Use of Rewards and Punishments to Motivate Children’s Behavior
Time outs continue to be a powerful and effective means of motivating children's compliance through about age 11 or 12. The point of the time-out is to give a child the time and space they need to calm themselves down, regain the ability to think clearly, and then come back to the situation and make better decisions. While on an enforced time-out, children have the opportunity to learn how to "self-sooth" which is an important coping skill.
Though still appropriate for use with older children, the manner in which time-outs are offered may need to be modified in order for them to be effective for older children.
- The time out location may need to be different for older children vs. younger children. Rather than sending children to the corner of the room they happen to be in when the problem behavior occurs, older children might be better served being sent off to their bedrooms. Wherever children are sent should be devoid of distracting or interesting media so that children do experience the timeout as aversive.
- Also, the duration of a time-out should be longer for older children than for younger children. Time outs should last about 1 minute for every year of the child's age; so, for instance, a 10-year-old boy would have time outs that are 10 minutes in duration.
At any age, a time-out should be followed by a brief but explicit conversation between parent and child making clear exactly what rule was broken, why following the rule is important, what the expectation is next time that situation arises, and an expression of the parent's love for the child.
Time-outs are not just for children; They offer the entire family a temporary break from conflict. Time-outs offers parents as well as children time to cool off, to dissolve their anger, and to regain the ability to think clearly about the situation.

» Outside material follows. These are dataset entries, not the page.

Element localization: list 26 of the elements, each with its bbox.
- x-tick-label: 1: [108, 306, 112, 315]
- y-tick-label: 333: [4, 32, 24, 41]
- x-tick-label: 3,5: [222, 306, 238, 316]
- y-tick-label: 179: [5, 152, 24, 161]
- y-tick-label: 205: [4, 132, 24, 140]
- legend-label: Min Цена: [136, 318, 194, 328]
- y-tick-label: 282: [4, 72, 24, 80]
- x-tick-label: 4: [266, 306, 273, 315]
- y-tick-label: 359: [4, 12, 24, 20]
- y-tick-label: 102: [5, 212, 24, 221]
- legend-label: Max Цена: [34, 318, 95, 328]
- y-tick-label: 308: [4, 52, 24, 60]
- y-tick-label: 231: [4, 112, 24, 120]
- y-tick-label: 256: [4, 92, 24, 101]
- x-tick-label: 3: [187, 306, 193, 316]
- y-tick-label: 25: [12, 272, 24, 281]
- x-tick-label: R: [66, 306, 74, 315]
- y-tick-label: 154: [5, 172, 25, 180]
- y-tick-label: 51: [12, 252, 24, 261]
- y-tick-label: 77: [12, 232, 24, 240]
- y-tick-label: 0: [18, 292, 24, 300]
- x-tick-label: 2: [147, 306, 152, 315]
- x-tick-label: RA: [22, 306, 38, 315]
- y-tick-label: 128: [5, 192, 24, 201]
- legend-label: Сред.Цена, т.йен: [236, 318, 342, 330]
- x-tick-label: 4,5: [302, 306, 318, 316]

Because school-aged children are now older and more mentally and physically mature, any consequences that parents offer to them for misbehavior will likely need to be more intense or longer lasting than consequences useful for motivating little kids. Nevertheless, whatever consequences are offered must be realistic, logical, and effective for this age group. For example, if 10-year-old Jerrod leaves his bicycle outside in the driveway for the third time after two warnings, he might lose access to his bike for an entire week. When he was younger, he might have lost access for an hour. Now that he is older, Jerrod is able to understand and remember over long periods of time why he lost access to his bike and be capable of trying to follow the rules again after the negative consequence. When he was younger, his attention span and ability to comprehend the larger perspective was more limited, and thus the punishment that made sense was more limited in duration too.